Further protests were held outside Tesco stores in at least 20 cities, including Norwich, Portsmouth, Northampton, Sheffield, Nottingham, Bristol, York and Glasgow.

In London, Banyard said the magazine's coverage of naked and near-naked images were demeaning to women and fuelled misogynistic attitudes and even violence against women.

The groups warned they would take legal action against Tesco, saying that exposing staff and customers to semi-pornographic imagery could be construed as sexual discrimination or even harassment.

"The problem is that lads' mags like Nuts and Zoo are deeply harmful - they're sexist, pornographic magazines that not only fuel attitudes that underpin violence against women, they can also breach equality legislation," she said.

"Tesco would never allow 'girlie calendars' on their office walls.

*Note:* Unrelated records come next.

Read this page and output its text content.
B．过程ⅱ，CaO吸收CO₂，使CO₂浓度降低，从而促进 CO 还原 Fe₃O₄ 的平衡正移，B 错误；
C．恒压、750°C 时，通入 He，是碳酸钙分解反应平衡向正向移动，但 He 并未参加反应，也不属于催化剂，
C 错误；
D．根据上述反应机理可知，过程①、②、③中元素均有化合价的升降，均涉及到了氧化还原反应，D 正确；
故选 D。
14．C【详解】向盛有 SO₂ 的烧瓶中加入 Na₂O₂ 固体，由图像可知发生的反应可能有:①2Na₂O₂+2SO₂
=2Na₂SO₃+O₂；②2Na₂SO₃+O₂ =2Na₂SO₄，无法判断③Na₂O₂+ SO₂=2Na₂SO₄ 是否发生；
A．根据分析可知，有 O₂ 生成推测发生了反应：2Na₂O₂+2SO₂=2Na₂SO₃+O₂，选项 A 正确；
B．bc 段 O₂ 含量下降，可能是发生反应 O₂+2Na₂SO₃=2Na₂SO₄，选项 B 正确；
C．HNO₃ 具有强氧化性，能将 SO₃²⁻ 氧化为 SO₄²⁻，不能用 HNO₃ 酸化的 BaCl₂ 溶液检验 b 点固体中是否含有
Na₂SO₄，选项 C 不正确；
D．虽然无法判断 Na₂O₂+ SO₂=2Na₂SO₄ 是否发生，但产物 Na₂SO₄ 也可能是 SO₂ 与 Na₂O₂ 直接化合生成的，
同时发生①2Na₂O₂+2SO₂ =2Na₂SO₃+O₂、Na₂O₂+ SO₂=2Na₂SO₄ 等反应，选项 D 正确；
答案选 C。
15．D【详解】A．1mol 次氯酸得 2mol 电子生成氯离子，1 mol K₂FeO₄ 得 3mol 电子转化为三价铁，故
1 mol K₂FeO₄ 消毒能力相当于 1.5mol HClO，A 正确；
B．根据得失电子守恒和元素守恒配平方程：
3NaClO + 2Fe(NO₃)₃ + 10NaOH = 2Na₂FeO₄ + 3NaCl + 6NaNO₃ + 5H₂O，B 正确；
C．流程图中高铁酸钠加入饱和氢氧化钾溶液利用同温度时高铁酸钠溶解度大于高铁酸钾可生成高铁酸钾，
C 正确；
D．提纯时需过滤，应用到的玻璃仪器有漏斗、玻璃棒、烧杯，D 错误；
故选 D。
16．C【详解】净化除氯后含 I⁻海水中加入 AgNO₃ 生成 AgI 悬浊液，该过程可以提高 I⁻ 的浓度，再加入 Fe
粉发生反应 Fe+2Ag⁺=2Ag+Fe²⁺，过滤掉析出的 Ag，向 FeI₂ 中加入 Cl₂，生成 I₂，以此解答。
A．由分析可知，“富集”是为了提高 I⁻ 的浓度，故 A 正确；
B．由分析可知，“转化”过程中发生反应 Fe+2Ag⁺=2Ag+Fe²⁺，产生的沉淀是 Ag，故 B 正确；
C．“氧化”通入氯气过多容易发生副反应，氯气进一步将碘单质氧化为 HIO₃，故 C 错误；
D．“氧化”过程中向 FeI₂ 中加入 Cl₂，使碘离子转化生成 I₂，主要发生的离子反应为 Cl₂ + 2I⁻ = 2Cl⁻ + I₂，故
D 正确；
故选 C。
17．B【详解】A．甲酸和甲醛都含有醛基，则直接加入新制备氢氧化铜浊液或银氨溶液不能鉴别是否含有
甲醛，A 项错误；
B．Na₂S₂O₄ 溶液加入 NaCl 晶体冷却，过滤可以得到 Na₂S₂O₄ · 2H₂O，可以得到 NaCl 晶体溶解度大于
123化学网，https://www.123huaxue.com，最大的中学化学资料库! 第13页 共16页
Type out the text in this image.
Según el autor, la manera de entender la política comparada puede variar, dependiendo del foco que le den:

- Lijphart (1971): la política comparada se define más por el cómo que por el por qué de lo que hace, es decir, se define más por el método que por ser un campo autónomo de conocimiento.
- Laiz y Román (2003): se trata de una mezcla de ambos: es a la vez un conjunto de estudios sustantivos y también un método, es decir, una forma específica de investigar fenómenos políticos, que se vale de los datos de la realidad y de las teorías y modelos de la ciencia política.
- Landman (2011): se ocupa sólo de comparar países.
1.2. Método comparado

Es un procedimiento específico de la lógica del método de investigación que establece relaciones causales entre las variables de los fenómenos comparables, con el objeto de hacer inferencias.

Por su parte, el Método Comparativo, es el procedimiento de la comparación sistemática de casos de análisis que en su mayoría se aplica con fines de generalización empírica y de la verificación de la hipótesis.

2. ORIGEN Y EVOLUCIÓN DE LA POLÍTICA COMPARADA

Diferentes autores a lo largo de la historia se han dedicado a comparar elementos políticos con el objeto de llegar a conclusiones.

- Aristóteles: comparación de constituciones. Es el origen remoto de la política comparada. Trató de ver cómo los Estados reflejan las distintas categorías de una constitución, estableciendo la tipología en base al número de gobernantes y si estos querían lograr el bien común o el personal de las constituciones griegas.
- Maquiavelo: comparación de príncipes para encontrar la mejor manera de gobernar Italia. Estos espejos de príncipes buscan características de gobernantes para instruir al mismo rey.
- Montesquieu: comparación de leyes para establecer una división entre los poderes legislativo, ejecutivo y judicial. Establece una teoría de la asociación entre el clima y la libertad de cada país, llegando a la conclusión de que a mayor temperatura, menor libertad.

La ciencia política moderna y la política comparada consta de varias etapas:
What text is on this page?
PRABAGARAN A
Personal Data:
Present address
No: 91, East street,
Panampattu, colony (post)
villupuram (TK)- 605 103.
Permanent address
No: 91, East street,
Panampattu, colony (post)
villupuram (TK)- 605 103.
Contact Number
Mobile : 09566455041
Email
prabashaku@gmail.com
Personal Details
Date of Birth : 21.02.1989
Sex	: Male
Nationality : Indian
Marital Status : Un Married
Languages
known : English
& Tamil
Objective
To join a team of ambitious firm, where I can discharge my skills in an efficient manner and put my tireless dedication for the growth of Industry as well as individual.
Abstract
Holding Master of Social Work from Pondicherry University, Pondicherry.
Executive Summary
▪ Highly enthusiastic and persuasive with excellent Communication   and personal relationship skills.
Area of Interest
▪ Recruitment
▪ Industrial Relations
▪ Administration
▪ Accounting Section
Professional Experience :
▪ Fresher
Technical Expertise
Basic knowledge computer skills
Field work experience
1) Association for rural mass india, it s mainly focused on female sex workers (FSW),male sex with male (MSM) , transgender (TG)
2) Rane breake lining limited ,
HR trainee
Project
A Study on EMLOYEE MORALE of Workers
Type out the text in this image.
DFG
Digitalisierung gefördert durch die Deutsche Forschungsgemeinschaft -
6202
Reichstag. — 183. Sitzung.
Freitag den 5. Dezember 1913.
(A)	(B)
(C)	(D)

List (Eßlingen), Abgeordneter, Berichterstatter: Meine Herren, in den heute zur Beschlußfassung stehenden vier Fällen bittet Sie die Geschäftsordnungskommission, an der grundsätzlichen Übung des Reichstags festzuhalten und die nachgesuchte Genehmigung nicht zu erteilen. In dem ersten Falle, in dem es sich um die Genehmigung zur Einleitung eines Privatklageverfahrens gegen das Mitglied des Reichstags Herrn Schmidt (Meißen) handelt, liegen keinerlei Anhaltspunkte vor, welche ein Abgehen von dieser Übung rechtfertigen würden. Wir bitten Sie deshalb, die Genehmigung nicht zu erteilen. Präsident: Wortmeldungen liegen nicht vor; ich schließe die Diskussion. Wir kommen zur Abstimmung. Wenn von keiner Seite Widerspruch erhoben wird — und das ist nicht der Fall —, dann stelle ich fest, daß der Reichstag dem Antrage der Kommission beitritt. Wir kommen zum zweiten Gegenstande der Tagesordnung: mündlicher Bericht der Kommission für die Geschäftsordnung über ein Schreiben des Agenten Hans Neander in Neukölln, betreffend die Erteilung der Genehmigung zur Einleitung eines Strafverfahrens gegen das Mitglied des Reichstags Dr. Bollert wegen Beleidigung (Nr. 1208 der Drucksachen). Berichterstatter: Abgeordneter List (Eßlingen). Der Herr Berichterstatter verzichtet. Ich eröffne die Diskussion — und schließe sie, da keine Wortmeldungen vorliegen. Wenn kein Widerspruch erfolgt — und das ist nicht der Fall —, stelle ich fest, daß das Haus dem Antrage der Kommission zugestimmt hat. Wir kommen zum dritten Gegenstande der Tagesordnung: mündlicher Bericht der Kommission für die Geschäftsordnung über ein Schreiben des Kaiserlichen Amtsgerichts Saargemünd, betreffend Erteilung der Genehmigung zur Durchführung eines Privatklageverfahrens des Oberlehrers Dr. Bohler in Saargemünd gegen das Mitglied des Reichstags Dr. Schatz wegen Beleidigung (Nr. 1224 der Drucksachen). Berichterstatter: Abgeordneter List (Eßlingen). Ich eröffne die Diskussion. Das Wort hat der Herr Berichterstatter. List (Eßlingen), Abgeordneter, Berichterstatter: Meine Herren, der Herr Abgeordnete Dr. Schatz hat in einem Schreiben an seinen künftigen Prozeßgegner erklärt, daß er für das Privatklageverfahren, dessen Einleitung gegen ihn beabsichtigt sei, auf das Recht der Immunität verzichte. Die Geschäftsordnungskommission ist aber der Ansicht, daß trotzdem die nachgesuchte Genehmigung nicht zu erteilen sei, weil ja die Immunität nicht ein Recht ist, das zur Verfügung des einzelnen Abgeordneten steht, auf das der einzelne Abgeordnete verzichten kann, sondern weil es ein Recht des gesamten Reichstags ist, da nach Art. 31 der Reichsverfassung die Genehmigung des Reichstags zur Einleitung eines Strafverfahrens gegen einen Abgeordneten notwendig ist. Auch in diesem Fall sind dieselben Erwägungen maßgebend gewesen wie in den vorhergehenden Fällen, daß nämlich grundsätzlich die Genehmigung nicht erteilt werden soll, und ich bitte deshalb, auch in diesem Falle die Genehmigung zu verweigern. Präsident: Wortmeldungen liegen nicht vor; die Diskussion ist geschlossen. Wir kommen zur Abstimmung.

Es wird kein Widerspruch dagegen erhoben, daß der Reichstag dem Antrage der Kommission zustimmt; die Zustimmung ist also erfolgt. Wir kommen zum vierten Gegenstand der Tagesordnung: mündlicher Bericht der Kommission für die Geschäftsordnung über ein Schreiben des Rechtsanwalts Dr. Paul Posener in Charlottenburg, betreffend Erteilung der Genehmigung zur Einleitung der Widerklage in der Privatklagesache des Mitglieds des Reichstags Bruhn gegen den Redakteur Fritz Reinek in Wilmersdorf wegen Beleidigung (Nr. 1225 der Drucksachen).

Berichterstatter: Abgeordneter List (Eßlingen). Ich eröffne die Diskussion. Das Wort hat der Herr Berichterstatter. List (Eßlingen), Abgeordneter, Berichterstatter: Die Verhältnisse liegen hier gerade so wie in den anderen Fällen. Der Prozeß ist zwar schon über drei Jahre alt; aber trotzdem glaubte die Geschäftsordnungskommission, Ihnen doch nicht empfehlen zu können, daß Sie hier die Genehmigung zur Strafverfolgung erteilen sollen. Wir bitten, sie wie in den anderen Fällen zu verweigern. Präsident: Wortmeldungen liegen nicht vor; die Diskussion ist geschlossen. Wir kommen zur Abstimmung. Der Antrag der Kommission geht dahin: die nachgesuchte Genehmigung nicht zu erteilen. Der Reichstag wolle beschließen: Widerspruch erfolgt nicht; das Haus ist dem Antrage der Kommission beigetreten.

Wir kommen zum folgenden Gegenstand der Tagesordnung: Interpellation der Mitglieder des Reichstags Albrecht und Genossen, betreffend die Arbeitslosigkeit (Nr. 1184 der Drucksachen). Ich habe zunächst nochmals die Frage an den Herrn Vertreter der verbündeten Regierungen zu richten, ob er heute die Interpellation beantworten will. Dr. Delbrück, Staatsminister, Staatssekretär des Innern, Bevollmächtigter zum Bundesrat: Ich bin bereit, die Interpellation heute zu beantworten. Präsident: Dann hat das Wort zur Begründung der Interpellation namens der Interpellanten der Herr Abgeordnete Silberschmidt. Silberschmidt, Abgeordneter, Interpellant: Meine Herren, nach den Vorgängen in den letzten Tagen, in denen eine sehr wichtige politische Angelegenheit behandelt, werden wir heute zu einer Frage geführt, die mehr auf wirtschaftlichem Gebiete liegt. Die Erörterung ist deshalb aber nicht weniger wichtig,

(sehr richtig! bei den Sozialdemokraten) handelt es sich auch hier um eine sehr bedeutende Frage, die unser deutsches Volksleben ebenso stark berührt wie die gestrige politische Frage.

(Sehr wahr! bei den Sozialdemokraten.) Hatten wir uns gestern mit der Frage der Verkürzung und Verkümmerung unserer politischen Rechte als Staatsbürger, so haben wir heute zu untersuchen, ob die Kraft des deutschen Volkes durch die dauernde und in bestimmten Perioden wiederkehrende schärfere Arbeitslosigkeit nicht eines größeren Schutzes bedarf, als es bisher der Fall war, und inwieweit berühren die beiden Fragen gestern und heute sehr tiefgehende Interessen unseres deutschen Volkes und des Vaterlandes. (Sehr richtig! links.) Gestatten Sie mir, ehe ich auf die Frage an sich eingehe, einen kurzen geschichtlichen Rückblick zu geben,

Why are they choosing to stock degrading, pornographic lads' mags on their shelves?" said the campaign group.

"Exposing staff and customers to these magazines can actually constitute sexual harassment or sex discrimination under the Equality Act. We're clear that both ethically and legally lads' mags are well past their sell-by dates.

"Tesco need to step up and show leadership on this issue."

Silvia Murray-Wakefield, acting chief executive of Object, said: "Tesco has a 'no pornography' policy that their customers support. Instead of breaching it, they should lose the harmful, discriminatory lads' mags from their stores."

Domestic violence charity Women's Aid and the End Violence Against Women coalition have backed the campaign, while 18 lawyers specialising in equality and discrimination law have signed an open letter calling on retailers to stop selling them.

Earlier this month, Bauer Media Group, which publishes Zoo, and IPC Media, which publishes Nuts, withdrew their titles from the Co-op, after the supermarket demanded the products be sealed in 'modesty bags'.

The Co-op has confirmed it will cease to sell Nuts from September.